» » » Câmara rejeitou abertura de processo de impeachment contra Lacerda


Com 34 votos contrários, um a favor e quatro abstenções, a Câmara de BH decidiu, nesta sexta-feira (10/6), por não instalar uma comissão processante para dar prosseguimento à apuração de denúncia que poderia resultar no afastamento e impedimento do prefeito Márcio Lacerda (PSB) por suposta infração político-administrativa. 

Apresentada pelo vereador Joel Moreira Filho (PMDB), a denúncia se baseava no fato de que o prefeito não está realizando integralmente os repasses financeiros devidos ao Legislativo Municipal, nos termos da Lei Orgânica e da Lei do Orçamento Anual (LOA), o que configuraria crime de responsabilidade fiscal. Na mesma reunião, os vereadores aprovaram, em 2º turno, a concessão de gratificação a trabalhadores da Superintendência de Limpeza Urbana (SLU), como garis de coleta e de varrição.  

Membro da bancada de oposição ao governo municipal, o vereador Gilson Reis (PCdoB) criticou, da tribuna, a gestão de Márcio Lacerda, condenando o que ele classifica como políticas gerencialistas e privatistas na gestão dos serviços públicos. Ao mesmo tempo, contudo, o parlamentar destacou que a proposta de impedimento de Lacerda carece de efetivo apoio popular. Na mesma perspectiva, o vereador Tarcísio Caixeta (PCdoB) lembrou que, em tempos marcados pelo que chama golpe à presidenta Dilma Rousseff, os parlamentos devem demonstrar ponderação e defender a soberania do voto popular, de modo a evitar a fragilização das instituições do Estado Democrático de Direito.

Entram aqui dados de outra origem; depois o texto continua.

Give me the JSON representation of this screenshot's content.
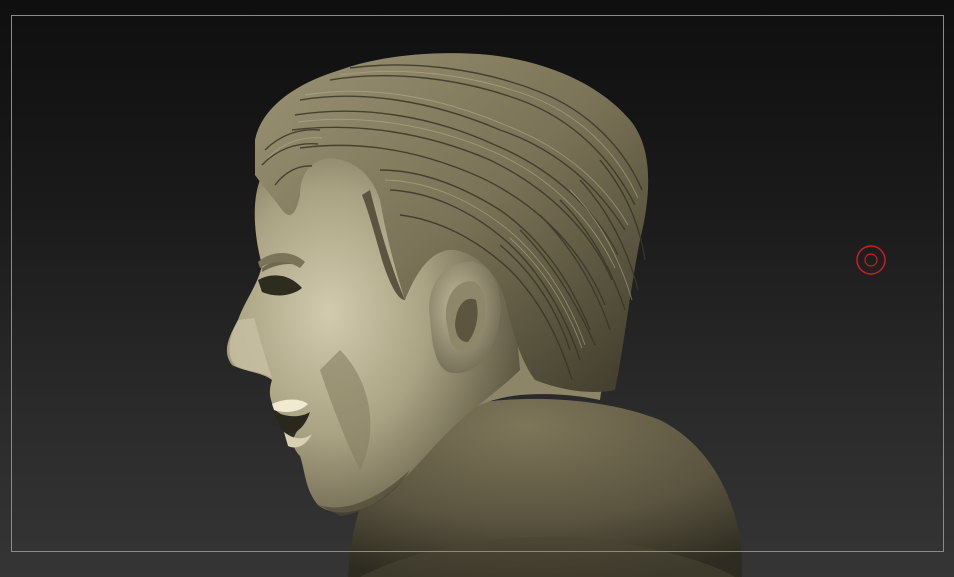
{
  "canvas": {
    "background_top": "#0f0f0f",
    "background_bottom": "#353535",
    "frame_color": "#8a8a8a"
  },
  "model": {
    "subject": "sculpted-head-bust",
    "material_color": "#8c8466",
    "highlight_color": "#bdb596",
    "shadow_color": "#3a3626"
  },
  "cursor": {
    "icon": "brush-cursor-icon",
    "color": "#cc1f1f"
  }
}
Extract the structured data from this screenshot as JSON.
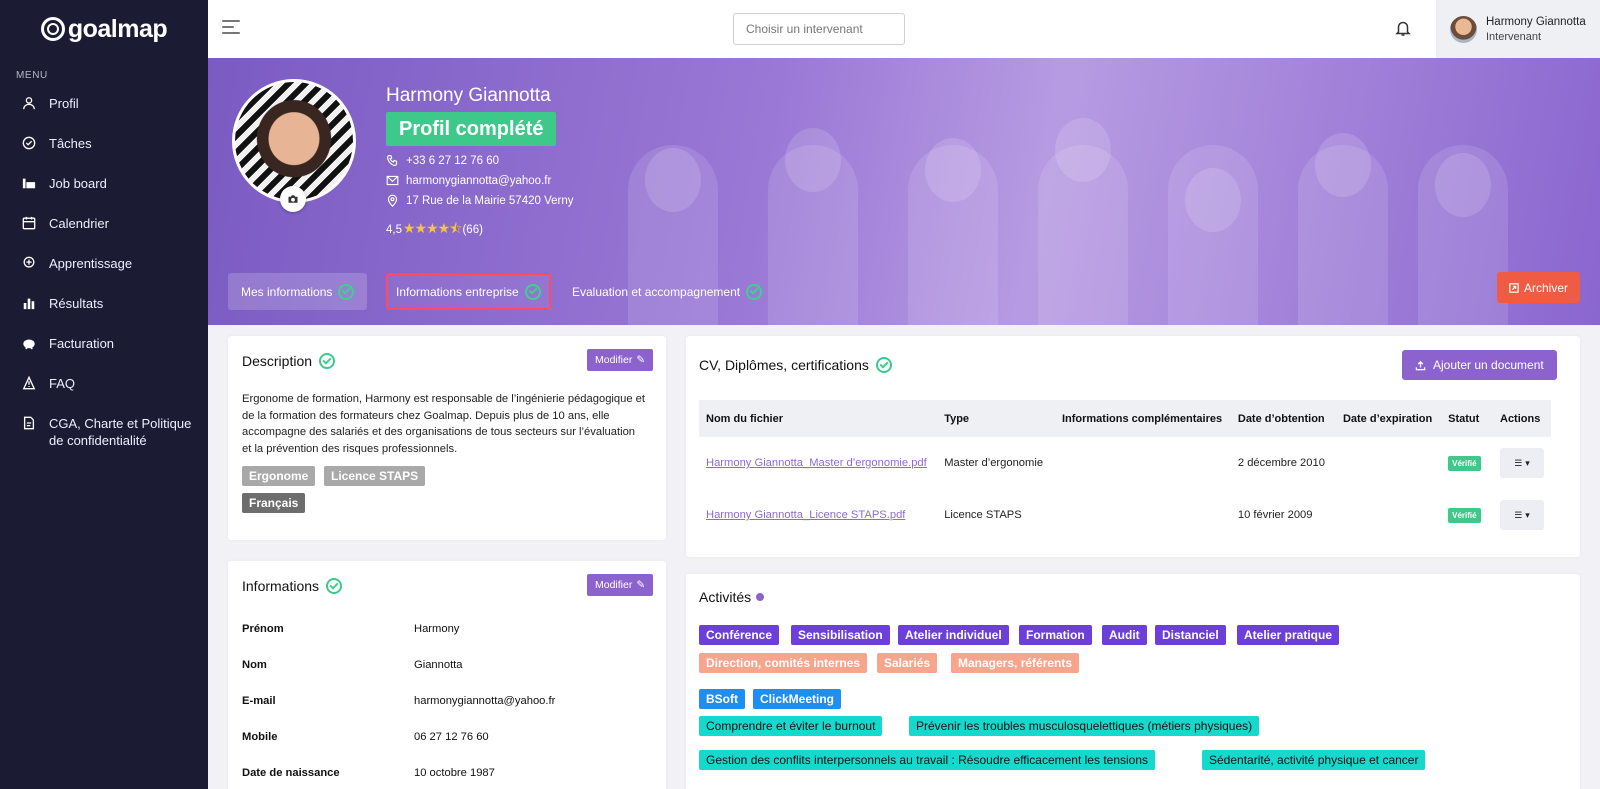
{
  "app": {
    "logo": "goalmap"
  },
  "sidebar": {
    "menu_title": "MENU",
    "items": [
      {
        "label": "Profil",
        "icon": "user-icon"
      },
      {
        "label": "Tâches",
        "icon": "check-circle-icon"
      },
      {
        "label": "Job board",
        "icon": "job-board-icon"
      },
      {
        "label": "Calendrier",
        "icon": "calendar-icon"
      },
      {
        "label": "Apprentissage",
        "icon": "learning-icon"
      },
      {
        "label": "Résultats",
        "icon": "bar-chart-icon"
      },
      {
        "label": "Facturation",
        "icon": "piggy-bank-icon"
      },
      {
        "label": "FAQ",
        "icon": "faq-icon"
      },
      {
        "label": "CGA, Charte et Politique de confidentialité",
        "icon": "document-icon"
      }
    ]
  },
  "header": {
    "search_placeholder": "Choisir un intervenant",
    "user_name": "Harmony Giannotta",
    "user_role": "Intervenant"
  },
  "profile": {
    "name": "Harmony Giannotta",
    "status": "Profil complété",
    "phone": "+33 6 27 12 76 60",
    "email": "harmonygiannotta@yahoo.fr",
    "address": "17 Rue de la Mairie 57420 Verny",
    "rating": "4,5",
    "stars": "★★★★⯪",
    "reviews": "(66)"
  },
  "tabs": [
    {
      "label": "Mes informations"
    },
    {
      "label": "Informations entreprise"
    },
    {
      "label": "Evaluation et accompagnement"
    }
  ],
  "archive_label": "Archiver",
  "description": {
    "title": "Description",
    "edit_label": "Modifier",
    "text": "Ergonome de formation, Harmony est responsable de l’ingénierie pédagogique et de la formation des formateurs chez Goalmap. Depuis plus de 10 ans, elle accompagne des salariés et des organisations de tous secteurs sur l’évaluation et la prévention des risques professionnels.",
    "skills": [
      "Ergonome",
      "Licence STAPS"
    ],
    "languages": [
      "Français"
    ]
  },
  "informations": {
    "title": "Informations",
    "edit_label": "Modifier",
    "rows": [
      {
        "label": "Prénom",
        "value": "Harmony"
      },
      {
        "label": "Nom",
        "value": "Giannotta"
      },
      {
        "label": "E-mail",
        "value": "harmonygiannotta@yahoo.fr"
      },
      {
        "label": "Mobile",
        "value": "06 27 12 76 60"
      },
      {
        "label": "Date de naissance",
        "value": "10 octobre 1987"
      }
    ]
  },
  "documents": {
    "title": "CV, Diplômes, certifications",
    "add_label": "Ajouter un document",
    "columns": [
      "Nom du fichier",
      "Type",
      "Informations complémentaires",
      "Date d’obtention",
      "Date d’expiration",
      "Statut",
      "Actions"
    ],
    "rows": [
      {
        "file": "Harmony Giannotta_Master d’ergonomie.pdf",
        "type": "Master d’ergonomie",
        "info": "",
        "obtained": "2 décembre 2010",
        "expires": "",
        "status": "Vérifié"
      },
      {
        "file": "Harmony Giannotta_Licence STAPS.pdf",
        "type": "Licence STAPS",
        "info": "",
        "obtained": "10 février 2009",
        "expires": "",
        "status": "Vérifié"
      }
    ]
  },
  "activities": {
    "title": "Activités",
    "formats": [
      "Conférence",
      "Sensibilisation",
      "Atelier individuel",
      "Formation",
      "Audit",
      "Distanciel",
      "Atelier pratique"
    ],
    "audiences": [
      "Direction, comités internes",
      "Salariés",
      "Managers, référents"
    ],
    "tools": [
      "BSoft",
      "ClickMeeting"
    ],
    "themes": [
      "Comprendre et éviter le burnout",
      "Prévenir les troubles musculosquelettiques (métiers physiques)",
      "Gestion des conflits interpersonnels au travail : Résoudre efficacement les tensions",
      "Sédentarité, activité physique et cancer"
    ]
  },
  "colors": {
    "sidebar": "#1b1c33",
    "accent": "#8c62cf",
    "success": "#3ec88a",
    "danger": "#ef5b43"
  }
}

Único parlamentar a votar favoravelmente à admissibilidade da denúncia, Reinaldo Sacolão (PMDB) argumentou que ir contra a continuidade do processo significa ignorar as leis, já que, no seu entendimento, a conduta do prefeito implica crime de responsabilidade fiscal, razão suficiente para que a Casa debatesse seu afastamento. Autor da denúncia e correligionário de Sacolão, Joel Moreira Filho não pôde votar. 

Adriano Ventura, Arnaldo Godoy, Juninho Paim e Pedro Patrus, todos do Partido dos Trabalhadores (PT), foram os únicos quatro vereadores que se manifestaram pela abstenção na votação sobre a denúncia.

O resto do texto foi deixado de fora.